Easy as fuck to do if they have trained it which they do with all formations.
What happened to Total War?
Well trained soldiers could stop a charge on a moments notice and reform into formation. Look at the various battles of Ceazar and Pompey.
Then why did games like King Arthur fall well short of even TW? Clearly, there are many ways Total War could be improved. Some of them we KNOW to be perfectly realistic expectations of what can reasonably be for example (by, for example, other TW games or their mods succeeding). However, while it's fairly trivial to improve upon them in some set of aspects, as far as the total large-scale RTT package goes. I haven't seen or played anything that really compares, so they must be doing something right. Maybe there are non-obvious tradeoffs to get things to work at scale or to control nicely.

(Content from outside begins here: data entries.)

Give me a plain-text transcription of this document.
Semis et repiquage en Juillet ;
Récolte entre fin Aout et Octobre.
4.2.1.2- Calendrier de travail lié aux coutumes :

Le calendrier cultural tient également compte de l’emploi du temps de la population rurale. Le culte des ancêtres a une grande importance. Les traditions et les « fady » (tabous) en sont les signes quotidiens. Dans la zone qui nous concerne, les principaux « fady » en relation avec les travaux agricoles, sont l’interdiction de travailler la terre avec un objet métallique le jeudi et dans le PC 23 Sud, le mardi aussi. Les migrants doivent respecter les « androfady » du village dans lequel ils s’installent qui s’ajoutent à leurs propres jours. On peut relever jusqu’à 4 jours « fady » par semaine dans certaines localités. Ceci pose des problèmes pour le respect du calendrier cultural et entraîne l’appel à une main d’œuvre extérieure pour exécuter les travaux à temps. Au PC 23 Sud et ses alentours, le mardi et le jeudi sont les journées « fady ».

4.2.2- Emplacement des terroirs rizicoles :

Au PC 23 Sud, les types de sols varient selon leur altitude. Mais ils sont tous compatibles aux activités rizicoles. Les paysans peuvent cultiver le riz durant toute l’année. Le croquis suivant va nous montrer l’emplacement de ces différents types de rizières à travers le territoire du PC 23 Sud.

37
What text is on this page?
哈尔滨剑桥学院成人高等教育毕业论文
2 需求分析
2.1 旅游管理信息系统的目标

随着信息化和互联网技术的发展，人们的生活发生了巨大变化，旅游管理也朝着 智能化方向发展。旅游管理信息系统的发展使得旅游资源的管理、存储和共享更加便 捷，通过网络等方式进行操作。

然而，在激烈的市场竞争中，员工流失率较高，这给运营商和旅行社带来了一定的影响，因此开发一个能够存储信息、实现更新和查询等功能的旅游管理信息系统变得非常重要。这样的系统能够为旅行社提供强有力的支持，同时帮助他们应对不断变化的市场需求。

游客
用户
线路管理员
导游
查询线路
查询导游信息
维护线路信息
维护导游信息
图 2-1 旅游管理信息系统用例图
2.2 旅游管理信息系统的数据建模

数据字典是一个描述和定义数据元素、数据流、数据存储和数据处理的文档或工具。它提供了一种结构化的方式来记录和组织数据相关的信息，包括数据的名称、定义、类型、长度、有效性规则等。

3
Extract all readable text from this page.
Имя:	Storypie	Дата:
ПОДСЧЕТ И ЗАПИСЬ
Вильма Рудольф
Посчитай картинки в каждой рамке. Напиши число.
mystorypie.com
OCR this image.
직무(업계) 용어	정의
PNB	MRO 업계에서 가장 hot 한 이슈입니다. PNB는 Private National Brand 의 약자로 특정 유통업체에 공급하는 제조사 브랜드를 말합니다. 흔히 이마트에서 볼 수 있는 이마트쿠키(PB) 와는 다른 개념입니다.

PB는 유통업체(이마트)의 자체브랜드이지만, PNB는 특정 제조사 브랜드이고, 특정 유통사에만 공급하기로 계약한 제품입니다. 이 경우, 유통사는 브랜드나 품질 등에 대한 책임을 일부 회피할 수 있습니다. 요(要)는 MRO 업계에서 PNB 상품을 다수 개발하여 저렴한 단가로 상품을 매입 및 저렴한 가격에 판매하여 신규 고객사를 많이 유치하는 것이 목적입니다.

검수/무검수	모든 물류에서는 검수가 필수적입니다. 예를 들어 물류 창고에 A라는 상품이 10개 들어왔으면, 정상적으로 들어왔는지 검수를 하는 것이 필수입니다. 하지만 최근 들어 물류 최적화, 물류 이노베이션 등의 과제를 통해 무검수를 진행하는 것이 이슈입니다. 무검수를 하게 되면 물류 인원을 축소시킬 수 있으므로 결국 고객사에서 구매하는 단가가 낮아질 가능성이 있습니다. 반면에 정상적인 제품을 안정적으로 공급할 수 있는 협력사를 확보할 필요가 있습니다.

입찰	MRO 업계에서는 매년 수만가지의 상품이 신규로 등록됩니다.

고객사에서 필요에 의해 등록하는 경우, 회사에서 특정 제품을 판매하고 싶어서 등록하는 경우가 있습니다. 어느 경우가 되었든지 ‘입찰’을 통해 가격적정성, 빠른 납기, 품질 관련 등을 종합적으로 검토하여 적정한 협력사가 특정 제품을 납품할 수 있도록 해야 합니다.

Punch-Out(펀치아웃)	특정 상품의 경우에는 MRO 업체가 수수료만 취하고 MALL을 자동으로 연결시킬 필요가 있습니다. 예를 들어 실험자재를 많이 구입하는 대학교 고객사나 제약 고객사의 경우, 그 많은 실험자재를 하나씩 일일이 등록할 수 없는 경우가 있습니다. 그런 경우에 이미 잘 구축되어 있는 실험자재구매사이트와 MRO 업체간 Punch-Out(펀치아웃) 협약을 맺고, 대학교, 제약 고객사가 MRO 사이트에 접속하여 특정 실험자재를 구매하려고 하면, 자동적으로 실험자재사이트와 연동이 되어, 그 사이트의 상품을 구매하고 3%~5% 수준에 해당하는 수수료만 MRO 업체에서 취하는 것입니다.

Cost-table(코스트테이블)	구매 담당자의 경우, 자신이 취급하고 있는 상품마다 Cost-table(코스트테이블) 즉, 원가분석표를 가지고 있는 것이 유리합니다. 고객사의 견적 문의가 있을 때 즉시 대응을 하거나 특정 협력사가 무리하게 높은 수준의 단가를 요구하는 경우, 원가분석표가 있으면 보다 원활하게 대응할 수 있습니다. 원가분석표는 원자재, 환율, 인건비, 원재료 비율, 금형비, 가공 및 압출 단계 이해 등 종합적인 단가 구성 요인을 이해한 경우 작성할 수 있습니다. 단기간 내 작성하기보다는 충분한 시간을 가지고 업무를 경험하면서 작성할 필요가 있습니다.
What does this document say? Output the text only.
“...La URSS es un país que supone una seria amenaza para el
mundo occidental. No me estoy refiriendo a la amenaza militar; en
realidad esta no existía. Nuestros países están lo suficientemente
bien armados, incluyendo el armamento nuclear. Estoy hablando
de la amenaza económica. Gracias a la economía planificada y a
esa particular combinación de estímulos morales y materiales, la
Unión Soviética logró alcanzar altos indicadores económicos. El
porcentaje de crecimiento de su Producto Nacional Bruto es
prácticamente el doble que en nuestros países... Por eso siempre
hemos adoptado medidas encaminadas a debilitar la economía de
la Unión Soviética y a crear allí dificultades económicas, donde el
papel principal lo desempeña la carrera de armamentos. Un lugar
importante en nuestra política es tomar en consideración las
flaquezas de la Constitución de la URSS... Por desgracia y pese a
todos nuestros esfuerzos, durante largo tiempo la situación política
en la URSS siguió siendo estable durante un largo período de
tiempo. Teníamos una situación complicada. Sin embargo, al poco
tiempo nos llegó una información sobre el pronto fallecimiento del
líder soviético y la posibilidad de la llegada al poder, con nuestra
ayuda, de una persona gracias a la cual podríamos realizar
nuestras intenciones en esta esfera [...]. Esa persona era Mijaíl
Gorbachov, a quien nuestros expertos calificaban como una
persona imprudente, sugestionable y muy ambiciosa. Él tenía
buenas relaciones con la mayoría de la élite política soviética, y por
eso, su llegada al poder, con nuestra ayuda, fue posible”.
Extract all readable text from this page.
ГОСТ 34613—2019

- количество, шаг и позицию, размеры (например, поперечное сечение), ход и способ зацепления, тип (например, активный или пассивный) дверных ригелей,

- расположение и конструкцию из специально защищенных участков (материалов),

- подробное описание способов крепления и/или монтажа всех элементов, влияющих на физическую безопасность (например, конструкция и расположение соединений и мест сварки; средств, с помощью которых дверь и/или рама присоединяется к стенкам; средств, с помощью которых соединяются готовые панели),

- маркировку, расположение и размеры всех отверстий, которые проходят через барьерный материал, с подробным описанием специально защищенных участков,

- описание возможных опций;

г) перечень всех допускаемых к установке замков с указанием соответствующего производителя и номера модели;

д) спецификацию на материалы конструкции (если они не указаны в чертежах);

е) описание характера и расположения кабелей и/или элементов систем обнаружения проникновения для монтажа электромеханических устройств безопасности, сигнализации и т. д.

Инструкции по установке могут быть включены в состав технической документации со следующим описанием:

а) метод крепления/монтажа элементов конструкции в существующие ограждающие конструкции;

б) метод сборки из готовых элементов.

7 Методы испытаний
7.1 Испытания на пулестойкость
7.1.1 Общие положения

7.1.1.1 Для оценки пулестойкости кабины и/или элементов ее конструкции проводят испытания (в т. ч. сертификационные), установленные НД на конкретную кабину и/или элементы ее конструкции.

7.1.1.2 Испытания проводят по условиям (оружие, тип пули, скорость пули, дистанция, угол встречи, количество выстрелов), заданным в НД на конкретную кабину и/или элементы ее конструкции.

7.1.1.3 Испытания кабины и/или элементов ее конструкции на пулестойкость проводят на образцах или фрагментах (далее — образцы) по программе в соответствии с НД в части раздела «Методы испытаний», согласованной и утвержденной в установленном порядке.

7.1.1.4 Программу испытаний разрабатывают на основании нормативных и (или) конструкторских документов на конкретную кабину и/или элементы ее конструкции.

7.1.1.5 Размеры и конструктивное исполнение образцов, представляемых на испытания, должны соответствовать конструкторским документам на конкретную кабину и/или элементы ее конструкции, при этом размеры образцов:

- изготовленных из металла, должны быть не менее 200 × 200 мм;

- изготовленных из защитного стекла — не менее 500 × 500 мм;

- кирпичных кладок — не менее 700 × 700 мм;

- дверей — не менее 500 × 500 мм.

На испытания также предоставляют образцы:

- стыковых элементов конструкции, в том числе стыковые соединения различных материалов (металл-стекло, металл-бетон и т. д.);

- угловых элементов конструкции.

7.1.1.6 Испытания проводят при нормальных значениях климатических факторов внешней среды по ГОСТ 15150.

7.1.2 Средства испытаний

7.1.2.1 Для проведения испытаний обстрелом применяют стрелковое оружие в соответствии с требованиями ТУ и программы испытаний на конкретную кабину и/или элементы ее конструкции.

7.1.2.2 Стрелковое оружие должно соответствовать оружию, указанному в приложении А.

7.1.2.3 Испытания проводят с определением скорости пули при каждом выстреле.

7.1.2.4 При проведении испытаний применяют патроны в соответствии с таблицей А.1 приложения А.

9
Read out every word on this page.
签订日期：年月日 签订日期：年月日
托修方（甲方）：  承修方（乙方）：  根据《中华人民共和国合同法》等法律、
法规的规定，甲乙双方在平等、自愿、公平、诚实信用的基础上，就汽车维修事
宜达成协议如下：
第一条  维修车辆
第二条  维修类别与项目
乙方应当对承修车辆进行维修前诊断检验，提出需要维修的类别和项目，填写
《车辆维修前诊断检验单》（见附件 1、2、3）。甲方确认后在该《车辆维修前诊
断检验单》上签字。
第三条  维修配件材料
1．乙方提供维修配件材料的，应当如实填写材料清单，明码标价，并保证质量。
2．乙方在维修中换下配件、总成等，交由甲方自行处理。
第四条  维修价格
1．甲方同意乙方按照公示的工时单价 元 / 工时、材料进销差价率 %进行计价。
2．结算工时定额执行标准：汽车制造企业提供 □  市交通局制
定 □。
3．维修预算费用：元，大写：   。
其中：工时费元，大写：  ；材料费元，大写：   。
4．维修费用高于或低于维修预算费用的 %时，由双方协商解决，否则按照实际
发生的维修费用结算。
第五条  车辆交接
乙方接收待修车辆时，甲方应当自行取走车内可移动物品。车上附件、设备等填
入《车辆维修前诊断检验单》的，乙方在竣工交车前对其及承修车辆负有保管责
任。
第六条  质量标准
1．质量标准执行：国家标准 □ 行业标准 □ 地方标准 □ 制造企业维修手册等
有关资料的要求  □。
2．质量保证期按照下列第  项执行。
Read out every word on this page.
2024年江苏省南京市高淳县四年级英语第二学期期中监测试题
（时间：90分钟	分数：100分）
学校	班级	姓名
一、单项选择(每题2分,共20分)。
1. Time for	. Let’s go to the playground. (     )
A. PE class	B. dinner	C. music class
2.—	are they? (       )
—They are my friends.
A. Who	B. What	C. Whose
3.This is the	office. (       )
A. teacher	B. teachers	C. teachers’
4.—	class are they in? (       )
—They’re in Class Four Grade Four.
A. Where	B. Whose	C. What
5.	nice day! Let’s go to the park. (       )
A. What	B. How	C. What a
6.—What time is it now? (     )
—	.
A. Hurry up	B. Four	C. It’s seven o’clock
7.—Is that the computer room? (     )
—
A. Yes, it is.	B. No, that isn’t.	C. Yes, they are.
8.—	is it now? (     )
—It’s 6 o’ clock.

You're goddamn right. Although I think the original user was talking more about the player engaging with such functionality. It would be a neat novelty, but short of giving actual units more AI autonomy I don't exactly see your average player making use of this.
fuck historical total war, give me warhammer
>What happened to Total War?
Turns out, Warhammer fans are far more easy to please than history fans. That is what happened. I can lament it, but I can't argue with it.
because creative assembly essentially has everyone else beat through sheer experience of using the same formula over and over again. I imagine it's incredibly hard to break into that specific type of strategy nowadays.